Re: Building programs with MODE=shared in L4Re

17 Jun 2018

      On Thursday 14. June 2018 15.38.33 Paul Boddie wrote:
...
Is there some way of interpreting the "PFA" value or getting more
information about where the exception really occurs?
Well, I got some off-list help/encouragement (many thanks!) and put in some 
debugging statements to see what the cause of the exception might be.

In the Region_map::op_exception method definition (found in the file pkg/l4re-
core/l4re_kernel/server/src/region.cc), modifying the debugging output yields 
the following information:

pc=0x800000      (program counter)
gp=0x82dd30      (global pointer)
sp=0x8d7a        (stack pointer, called "PFA" in the default output)
ra=0x802f6c      (return address)
cause=0x1000002c (exception cause)

Initially, I thought this might just be a stray memory access, not really 
knowing the significance of 0x800000 and whether it might be valid for the 
program counter. However, further investigation indicated that it is clearly 
the base address for the loaded object. Also, the stack pointer is fine.

The clue to the actual cause of the exception is the "cause" register whose 
lower bits provide an indication of the nature of the exception. This turned 
out to be a "coprocessor unusable" exception.

It was suggested that I output the details of the instruction causing the 
exception (which I should really have thought of doing myself, but I guess it 
has been a while since I did this kind of debugging), and this yielded the 
following value:

464c457f

The significance of this value may be obvious to people here, especially given 
where it was found, but for the rest of us, I can reveal that it is just the 
ELF magic number (0x7f 'E' 'L' 'F'). It is a "happy" coincidence that this 
value looks somewhat like a "coprocessor 1" instruction for the MIPS32 
architecture, with the appropriate bits (31..26) indicating a COP1 instruction 
type, causing the exception on this SoC without such a coprocessor.
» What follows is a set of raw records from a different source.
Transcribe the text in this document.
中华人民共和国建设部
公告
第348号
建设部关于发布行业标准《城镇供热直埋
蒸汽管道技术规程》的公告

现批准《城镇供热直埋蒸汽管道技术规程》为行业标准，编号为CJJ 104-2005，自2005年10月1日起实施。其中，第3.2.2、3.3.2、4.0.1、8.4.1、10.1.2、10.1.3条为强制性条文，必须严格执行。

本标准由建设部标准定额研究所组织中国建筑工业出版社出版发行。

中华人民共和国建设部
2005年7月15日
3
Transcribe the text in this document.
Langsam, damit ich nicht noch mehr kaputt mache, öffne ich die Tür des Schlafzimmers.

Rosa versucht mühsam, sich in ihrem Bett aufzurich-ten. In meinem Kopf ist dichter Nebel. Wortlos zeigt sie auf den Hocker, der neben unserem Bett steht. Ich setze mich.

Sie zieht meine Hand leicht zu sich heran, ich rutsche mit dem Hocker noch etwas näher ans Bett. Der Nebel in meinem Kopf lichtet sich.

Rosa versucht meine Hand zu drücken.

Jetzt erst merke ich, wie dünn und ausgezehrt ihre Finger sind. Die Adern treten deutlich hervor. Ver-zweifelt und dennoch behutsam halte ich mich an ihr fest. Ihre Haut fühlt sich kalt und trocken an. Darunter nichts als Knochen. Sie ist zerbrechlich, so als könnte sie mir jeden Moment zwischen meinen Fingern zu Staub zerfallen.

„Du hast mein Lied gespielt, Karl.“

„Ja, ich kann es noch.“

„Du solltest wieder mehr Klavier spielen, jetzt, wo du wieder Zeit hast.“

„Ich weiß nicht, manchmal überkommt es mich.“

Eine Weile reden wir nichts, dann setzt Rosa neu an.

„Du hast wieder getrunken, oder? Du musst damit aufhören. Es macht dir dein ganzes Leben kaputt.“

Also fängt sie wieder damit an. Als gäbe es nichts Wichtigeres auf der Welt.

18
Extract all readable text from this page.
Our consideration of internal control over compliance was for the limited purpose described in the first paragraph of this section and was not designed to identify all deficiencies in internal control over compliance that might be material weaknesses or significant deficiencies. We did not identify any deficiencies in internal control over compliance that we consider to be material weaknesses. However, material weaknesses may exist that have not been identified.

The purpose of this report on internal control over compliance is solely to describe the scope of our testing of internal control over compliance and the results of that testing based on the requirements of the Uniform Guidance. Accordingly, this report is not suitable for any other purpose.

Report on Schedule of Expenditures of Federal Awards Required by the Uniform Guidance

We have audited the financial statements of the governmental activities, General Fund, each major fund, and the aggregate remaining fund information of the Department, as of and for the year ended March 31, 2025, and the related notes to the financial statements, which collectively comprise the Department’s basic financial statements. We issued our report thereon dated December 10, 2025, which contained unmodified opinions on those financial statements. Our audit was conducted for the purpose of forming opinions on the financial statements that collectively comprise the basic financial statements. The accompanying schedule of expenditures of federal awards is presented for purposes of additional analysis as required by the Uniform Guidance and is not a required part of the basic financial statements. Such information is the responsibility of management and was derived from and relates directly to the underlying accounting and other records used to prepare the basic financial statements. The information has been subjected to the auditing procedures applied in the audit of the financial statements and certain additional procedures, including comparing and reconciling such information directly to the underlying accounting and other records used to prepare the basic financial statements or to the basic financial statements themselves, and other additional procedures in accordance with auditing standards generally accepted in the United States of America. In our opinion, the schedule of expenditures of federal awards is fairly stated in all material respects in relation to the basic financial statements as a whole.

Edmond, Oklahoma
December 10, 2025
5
I dumped and disassembled the calling region of the code which yielded this:

8f998250 # lw $t9, -32176($gp)
24a55fa8 # addiu $a1, $a1, 0x5fa8
0320f809 # jalr $t9
24844ee4 # addiu $a0, $a0, 0x4ee4
8fbc0010 # lw $gp, 16($sp)

With these details, and using objdump to dump all the programs and libraries, 
I discovered that it comes from the _ftext section of libld-l4.so:

    2f5c:       8f998250        lw      t9,-32176(gp)
    2f60:       24a55fa8        addiu   a1,a1,24488
    2f64:       0320f809        jalr    t9
    2f68:       24844ee4        addiu   a0,a0,20196
    2f6c:       8fbc0010        lw      gp,16(sp)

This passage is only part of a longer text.